As for other web-based stores like itch, the only stores I’ve seen who DON’T have an “exclude tags” filter option are store platforms that it wouldn’t make sense to have it from a functionality POV. But even those sites don’t pull the lame cover up line of “its a secret feature” since many of their users would call BS on that like I’m doing here.

Just so you know and so its on record, I’m NOT trying to pick a fight with you or be rude. I’m being critical of what I – as a user of itch.io and as a professional software engineer – am personally witnessing as a blatant excuse for attempting to justify ignoring user requests to actually apply the finishing pieces of what clearly looks like an incomplete feature that was rolled out before it was ever finished. I have no idea who in the chain of command at itch.io holds the control over this feature’s “completion status” verification, but it is clear they failed to properly verify that status at the UX Design stage or the maybe the executives pulled the plug on the task during the Development stage. Whatever the case is, it does operate like an incomplete feature that was rolled out far too soon. If you’re a pro web dev like you claim then I would expect you to be able to see that. Also, since the chat showed you as a mod, you do have the power to let your liaison at itch.io know that this is being viewed by their users as a missing or incomplete feature. (if I were in your shoes, I would tell them it is “missing” since the GUI filter component is in fact “missing” from the page UI.) If they actually cared what their users feel and want and request, they would in fact add that physical UI component to the page UI.

And no, a community mod does NOT qualify as a “formal response” from the company.

I didn’t claim to give an official response, and if you accuse me of lying this conversation is over.

This has to be the weirdest way a mod had to response. Yes, I know. You’re a mod, not a dev, not much you can do about it.

But isn’t it funny that the developers failed to apply a globally norm feature with such high demand? Not to mention that, as someone that has experience in software/web development field, this feature is far from being any hard to implement.
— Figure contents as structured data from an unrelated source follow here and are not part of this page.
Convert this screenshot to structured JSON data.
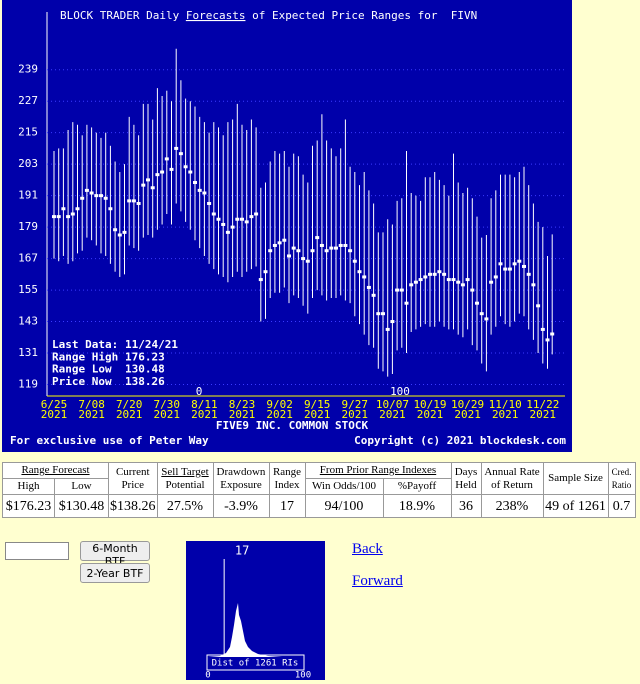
{
  "chart_data": {
    "type": "range",
    "title_prefix": "BLOCK TRADER Daily ",
    "title_link": "Forecasts",
    "title_suffix": " of Expected Price Ranges for  FIVN",
    "x_title": "FIVE9 INC. COMMON STOCK",
    "footer_left": "For exclusive use of Peter Way",
    "footer_right": "Copyright (c) 2021 blockdesk.com",
    "categories": [
      "6/25",
      null,
      null,
      null,
      null,
      null,
      null,
      null,
      "7/08",
      null,
      null,
      null,
      null,
      null,
      null,
      null,
      "7/20",
      null,
      null,
      null,
      null,
      null,
      null,
      null,
      "7/30",
      null,
      null,
      null,
      null,
      null,
      null,
      null,
      "8/11",
      null,
      null,
      null,
      null,
      null,
      null,
      null,
      "8/23",
      null,
      null,
      null,
      null,
      null,
      null,
      null,
      "9/02",
      null,
      null,
      null,
      null,
      null,
      null,
      null,
      "9/15",
      null,
      null,
      null,
      null,
      null,
      null,
      null,
      "9/27",
      null,
      null,
      null,
      null,
      null,
      null,
      null,
      "10/07",
      null,
      null,
      null,
      null,
      null,
      null,
      null,
      "10/19",
      null,
      null,
      null,
      null,
      null,
      null,
      null,
      "10/29",
      null,
      null,
      null,
      null,
      null,
      null,
      null,
      "11/10",
      null,
      null,
      null,
      null,
      null,
      null,
      null,
      "11/22",
      null,
      null
    ],
    "category_years": [
      "2021",
      null,
      null,
      null,
      null,
      null,
      null,
      null,
      "2021",
      null,
      null,
      null,
      null,
      null,
      null,
      null,
      "2021",
      null,
      null,
      null,
      null,
      null,
      null,
      null,
      "2021",
      null,
      null,
      null,
      null,
      null,
      null,
      null,
      "2021",
      null,
      null,
      null,
      null,
      null,
      null,
      null,
      "2021",
      null,
      null,
      null,
      null,
      null,
      null,
      null,
      "2021",
      null,
      null,
      null,
      null,
      null,
      null,
      null,
      "2021",
      null,
      null,
      null,
      null,
      null,
      null,
      null,
      "2021",
      null,
      null,
      null,
      null,
      null,
      null,
      null,
      "2021",
      null,
      null,
      null,
      null,
      null,
      null,
      null,
      "2021",
      null,
      null,
      null,
      null,
      null,
      null,
      null,
      "2021",
      null,
      null,
      null,
      null,
      null,
      null,
      null,
      "2021",
      null,
      null,
      null,
      null,
      null,
      null,
      null,
      "2021",
      null,
      null
    ],
    "high": [
      208,
      209,
      209,
      216,
      219,
      218,
      214,
      218,
      217,
      215,
      213,
      215,
      210,
      204,
      200,
      203,
      221,
      218,
      214,
      226,
      226,
      220,
      232,
      229,
      231,
      227,
      247,
      235,
      228,
      227,
      225,
      221,
      219,
      215,
      219,
      217,
      214,
      219,
      220,
      226,
      218,
      216,
      220,
      217,
      194,
      196,
      204,
      208,
      207,
      208,
      202,
      207,
      206,
      199,
      196,
      210,
      212,
      222,
      212,
      209,
      206,
      209,
      220,
      202,
      200,
      195,
      200,
      193,
      188,
      177,
      177,
      182,
      180,
      189,
      190,
      208,
      192,
      191,
      189,
      198,
      198,
      200,
      197,
      195,
      191,
      207,
      196,
      192,
      194,
      190,
      183,
      175,
      176,
      190,
      193,
      199,
      199,
      199,
      198,
      200,
      202,
      195,
      188,
      181,
      179,
      168,
      176.23
    ],
    "low": [
      167,
      166,
      168,
      165,
      166,
      169,
      170,
      175,
      174,
      172,
      169,
      168,
      165,
      162,
      160,
      161,
      172,
      171,
      170,
      175,
      176,
      175,
      178,
      180,
      184,
      180,
      188,
      185,
      181,
      178,
      174,
      171,
      168,
      165,
      163,
      161,
      160,
      158,
      160,
      162,
      160,
      162,
      163,
      164,
      143,
      144,
      152,
      154,
      154,
      156,
      150,
      153,
      152,
      149,
      146,
      152,
      155,
      153,
      151,
      152,
      152,
      153,
      151,
      150,
      145,
      142,
      138,
      134,
      133,
      125,
      124,
      122,
      123,
      132,
      133,
      131,
      139,
      140,
      141,
      142,
      141,
      141,
      143,
      141,
      140,
      140,
      138,
      137,
      140,
      134,
      132,
      127,
      124,
      138,
      141,
      145,
      142,
      141,
      143,
      146,
      145,
      140,
      136,
      131,
      127,
      125,
      130.48
    ],
    "price": [
      183,
      183,
      186,
      183,
      184,
      186,
      190,
      193,
      192,
      191,
      191,
      190,
      186,
      178,
      176,
      177,
      189,
      189,
      188,
      195,
      197,
      194,
      199,
      200,
      205,
      201,
      209,
      207,
      202,
      200,
      196,
      193,
      192,
      188,
      184,
      182,
      180,
      177,
      179,
      182,
      182,
      181,
      183,
      184,
      159,
      162,
      170,
      172,
      173,
      174,
      168,
      171,
      170,
      167,
      166,
      170,
      175,
      172,
      170,
      171,
      171,
      172,
      172,
      170,
      166,
      162,
      160,
      156,
      153,
      146,
      146,
      140,
      143,
      155,
      155,
      150,
      157,
      158,
      159,
      160,
      161,
      161,
      162,
      161,
      159,
      159,
      158,
      157,
      159,
      155,
      150,
      146,
      144,
      158,
      160,
      165,
      163,
      163,
      165,
      166,
      164,
      161,
      157,
      149,
      140,
      136,
      138.26
    ],
    "color": "#ffffff",
    "background": "#0000aa",
    "ylim": [
      115,
      261
    ],
    "yticks": [
      119,
      131,
      143,
      155,
      167,
      179,
      191,
      203,
      215,
      227,
      239
    ],
    "grid": true,
    "range_markers": [
      "0",
      "100"
    ],
    "info": [
      {
        "label": "Last Data:",
        "value": "11/24/21"
      },
      {
        "label": "Range High",
        "value": 176.23
      },
      {
        "label": "Range Low",
        "value": 130.48
      },
      {
        "label": "Price Now",
        "value": 138.26
      }
    ]
  },
  "table": {
    "header": [
      "Range Forecast",
      "Current Price",
      "Sell Target",
      "Potential",
      "Drawdown Exposure",
      "Range Index",
      "From Prior Range Indexes",
      "Days Held",
      "Annual Rate of Return",
      "Sample Size",
      "Cred. Ratio"
    ],
    "subheader": [
      "High",
      "Low",
      "Win Odds/100",
      "%Payoff"
    ],
    "row": [
      "$176.23",
      "$130.48",
      "$138.26",
      "27.5%",
      "-3.9%",
      "17",
      "94/100",
      "18.9%",
      "36",
      "238%",
      "49 of 1261",
      "0.7"
    ]
  },
  "buttons": [
    "6-Month BTF",
    "2-Year BTF"
  ],
  "histogram": {
    "marker": 17,
    "label": "Dist of 1261 RIs",
    "xticks": [
      0,
      100
    ]
  },
  "links": [
    "Back",
    "Forward"
  ]
}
You just need a few buttons and a database script.

The least I wanted to know are but two small things, what are the devs up to in all these years, and why do they refuse to implement this basic feature?

(+1)

Everyone has been wondering the same thing in all these years, yet leafo literally never said a thing about it. I don’t know what that could mean, but think about it: not even a “no, we won’t do it because…” Nothing. Yes, it’s weird, dammit. Again, what exactly do you think can be accomplished by asking the exact same question for the thousandth time?! Making the same accusations for the thousandth time? How exactly is that supposed to help any of us who could, in fact, use such a feature?